URnews

Polisi Bakal Periksa Kejiwaan Pendeta Cabuli Jemaat di Surabaya

Nivita Saldyni Adiibah, Jumat, 13 Maret 2020 09.11 | Waktu baca 2 menit
WhatsApp ShareFacebook ShareTwitter ShareLinkedin Share
Polisi Bakal Periksa Kejiwaan Pendeta Cabuli Jemaat di Surabaya
Image: Nivita Saldyni/Urbanasia

Surabaya - HL, pendeta yang menjadi tersangka kasus pencabulan jemaatnya, bakal menjalani tes kejiwaan.

Polisi mengaku, tes kejiwaan ini dilakukan untuk mengetahui kondisi mental sang pendeta tersebut.

"Kalau secara fisik, tersangka sehat. Tapi kalau dari segi kejiwaannya, kami masih periksa," kata Kabid Humas Polda Jatim Kombes Pol Trunoyudo Wisnu Andiko kepada wartawan di Mapolda Jatim, Kamis (12/3/2020) seperti dikutip dari Antara.

Trunoyudo mengatakan, tes kejiwaan ini akan dilakukan oleh seorang psikiater. Menurutnya hal ini adalah salah satu prasyarat penyidikan profesional, di mana tersangka harus dalam kondisi sehat.

Nantinya, hasil tes kejiwaan ini dijadikan polisi untuk mengetahui motif apa yang melatarbelakangi pendeta melakukan aksinya kepada salah satu jemaatnya yang saat itu masih di bawah umur.

Trunoyudo menegaskan, apapun hasil tes kejiwaan HL bakal disampaikan dan nantinya akan diputuskan oleh tim ahli.

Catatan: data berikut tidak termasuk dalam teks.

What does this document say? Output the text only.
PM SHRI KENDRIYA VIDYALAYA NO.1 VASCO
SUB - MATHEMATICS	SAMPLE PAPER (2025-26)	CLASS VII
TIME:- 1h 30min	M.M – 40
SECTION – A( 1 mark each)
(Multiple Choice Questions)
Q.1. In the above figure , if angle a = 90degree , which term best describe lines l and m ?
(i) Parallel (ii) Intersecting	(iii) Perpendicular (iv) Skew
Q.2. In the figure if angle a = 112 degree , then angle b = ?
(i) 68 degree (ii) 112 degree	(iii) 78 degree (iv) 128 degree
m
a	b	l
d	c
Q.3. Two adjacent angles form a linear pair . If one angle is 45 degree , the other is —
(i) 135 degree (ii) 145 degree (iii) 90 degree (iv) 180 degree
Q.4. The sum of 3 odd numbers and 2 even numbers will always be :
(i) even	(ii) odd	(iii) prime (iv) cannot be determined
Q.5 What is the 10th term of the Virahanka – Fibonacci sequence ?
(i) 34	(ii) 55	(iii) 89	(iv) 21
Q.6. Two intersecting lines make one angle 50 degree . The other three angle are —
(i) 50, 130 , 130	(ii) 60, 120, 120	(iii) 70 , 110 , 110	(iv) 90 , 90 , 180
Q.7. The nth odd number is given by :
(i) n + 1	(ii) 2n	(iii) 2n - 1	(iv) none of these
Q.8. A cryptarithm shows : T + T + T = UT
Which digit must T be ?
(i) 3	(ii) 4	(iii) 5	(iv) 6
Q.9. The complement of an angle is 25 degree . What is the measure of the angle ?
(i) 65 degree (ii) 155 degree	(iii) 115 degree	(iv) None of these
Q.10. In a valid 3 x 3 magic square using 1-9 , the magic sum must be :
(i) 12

Sebelumnya, HL (57) dinyatakan sebagai tersangka pada Jumat (6/3/2020) dan telah ditangkap sejak Sabtu (7/3/2020) lalu di kawasan Perumahan Pondok Tjandra, Waru, Sidoarjo.

HL ditangkap lantaran diduga melakukan kejahatan pencabulan kepada salah satu jemaatnya sejak 2005 hingga 2011.

Sementara soal korban lainnya, polisi mengaku belum ada tambahan. Namun tak menutup kemungkinan jika ada korban lain yang melapor kepada polisi.

"Untuk korban lain sejauh ini belum ada. Kami tunggu jika ada korban lain yang melapor," tutupnya.

Kini, HL ditahan dan dijerat dengan Pasal 82 UU Nomor 17 Tahun 2016 tentang penetapan Perppu Nomor 1 Tahun 2016 tentang perubahan kedua atas UU Nomor 23 Tahun 2002 tentang Perlindungan Anak.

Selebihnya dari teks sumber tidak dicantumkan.